A pesar de la evidente farsa, lo ocurrido, por nimio que pudiera parecer, fue sumado al memorial de agravios de los que, por todos los medios a su alcance, consiguieron que la República ni siquiera llegara a asentarse. Mientras más débil fue la República más se agrandó la seguridad y el odio de los que querían acabar con ella, pues como luego veremos casi todo se convirtió en motivo de venganza. Retengamos una imagen más y pensemos, por ejemplo, cómo asumirían los detenidos las diligencias de reconocimiento de octubre de 1932. Hay que imaginarse a todos, ochenta militares casi todos oficiales, formados, y por delante, intentando identificar a los que entraron arma en mano en el Ayuntamiento y detuvieron a las autoridades, el alcalde José González Fernández de Labandera o el concejal Fernando García de Leániz. ¿Quién reconocía a quién? De nada sirvieron las ingenuas y bienintencionadas declaraciones de las
víctimas a favor de los culpables: el alcalde Labandera y el capitán Puigdengolas testimoniaron a favor de Valera Valverde y el diputado gaditano Manuel Muñoz Martínez, exmilitar, a favor de Varela. Por supuesto, y ello da la medida de la farsa, nunca se llegó a saber quiénes fueron los militares que entraron en el Ayuntamiento ni los guardias civiles que pisotearon la bandera por Sierpes ni la identidad del que intentó disparar contra los manifestantes. Las tramas internas que habían posibilitado el 10 de agosto en Sevilla quedaron intactas a la espera de una ocasión más propicia.

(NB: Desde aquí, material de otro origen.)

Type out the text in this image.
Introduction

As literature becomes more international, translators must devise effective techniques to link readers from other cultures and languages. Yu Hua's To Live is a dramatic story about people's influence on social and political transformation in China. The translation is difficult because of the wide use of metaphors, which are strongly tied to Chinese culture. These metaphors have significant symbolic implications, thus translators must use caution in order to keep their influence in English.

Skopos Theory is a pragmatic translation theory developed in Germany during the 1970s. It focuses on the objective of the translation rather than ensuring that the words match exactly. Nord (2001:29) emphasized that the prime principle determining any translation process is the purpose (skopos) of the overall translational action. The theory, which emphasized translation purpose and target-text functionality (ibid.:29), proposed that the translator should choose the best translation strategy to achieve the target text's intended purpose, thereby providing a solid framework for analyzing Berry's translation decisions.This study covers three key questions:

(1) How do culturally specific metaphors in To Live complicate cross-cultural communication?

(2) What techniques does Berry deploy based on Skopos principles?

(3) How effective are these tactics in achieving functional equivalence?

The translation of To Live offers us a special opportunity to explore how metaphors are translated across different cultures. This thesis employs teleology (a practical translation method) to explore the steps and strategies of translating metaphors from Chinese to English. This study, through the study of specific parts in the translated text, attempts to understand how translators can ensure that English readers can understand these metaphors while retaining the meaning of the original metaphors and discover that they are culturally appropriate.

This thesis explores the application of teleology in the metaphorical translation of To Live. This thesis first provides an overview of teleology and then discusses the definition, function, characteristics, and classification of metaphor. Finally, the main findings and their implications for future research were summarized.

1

A la causa se incorporaron como prueba gráfica veintidós de las fotografías realizadas por Juan José Serrano. Es otra de las peculiaridades de la Sanjurjada, un golpe de estado fotografiado paso a paso. Lógicamente Serrano, estrechamente ligado al ABC, reflejó en sus fotografías su afinidad con los sublevados plasmando para la posteridad una «jornada memorable» donde «toda Sevilla» secunda y abriga a Sanjurjo, un «héroe tranquilo» que recorre plácidamente la ciudad. El fotógrafo, como el periódico al que pertenecía, no está con la mayoría de los sevillanos sino con los golpistas. Ninguna imagen ensombrece este panorama ni ofrece información complementaria. Por supuesto, Serrano, que recibiría la Medalla Militar por su trabajo a partir del 18 julio de 1936, no captó imágenes del ajetreo del elemento civil ni la detención del alcalde y concejales, ni el ingreso de los detenidos en el Cuartel del Carmen. Evidentemente ninguna de esas imágenes forma parte de nuestra memoria gráfica de la Sanjurjada, sino que por el contrario todo ha acabado por reducirse a dos instantáneas: el plácido paseo de Sanjurjo y sus amigos por la calle Jesús del Gran Poder en la mañana del 10 de agosto y el espectacular incendio del Nuevo Casino unas horas después, cuando ya el golpe ha fracasado. El tiempo no ha hecho sino ahondar más la distorsión nacida de la visión parcial y tendenciosa. De esta forma la violencia y tensión inherentes al golpe de estado ha sido trasladada a sus víctimas, masa anónima agresiva e incendiaria frente a ese grupo de amigos que parecen dirigirse a tomar café entre los saludos aquiescentes del vecindario antes de cumplir, una vez más, con la «sagrada misión» de salvar la patria…”
(continuará)
[Fragmento de: Francisco Espinosa Maestre. “La justicia de Queipo”]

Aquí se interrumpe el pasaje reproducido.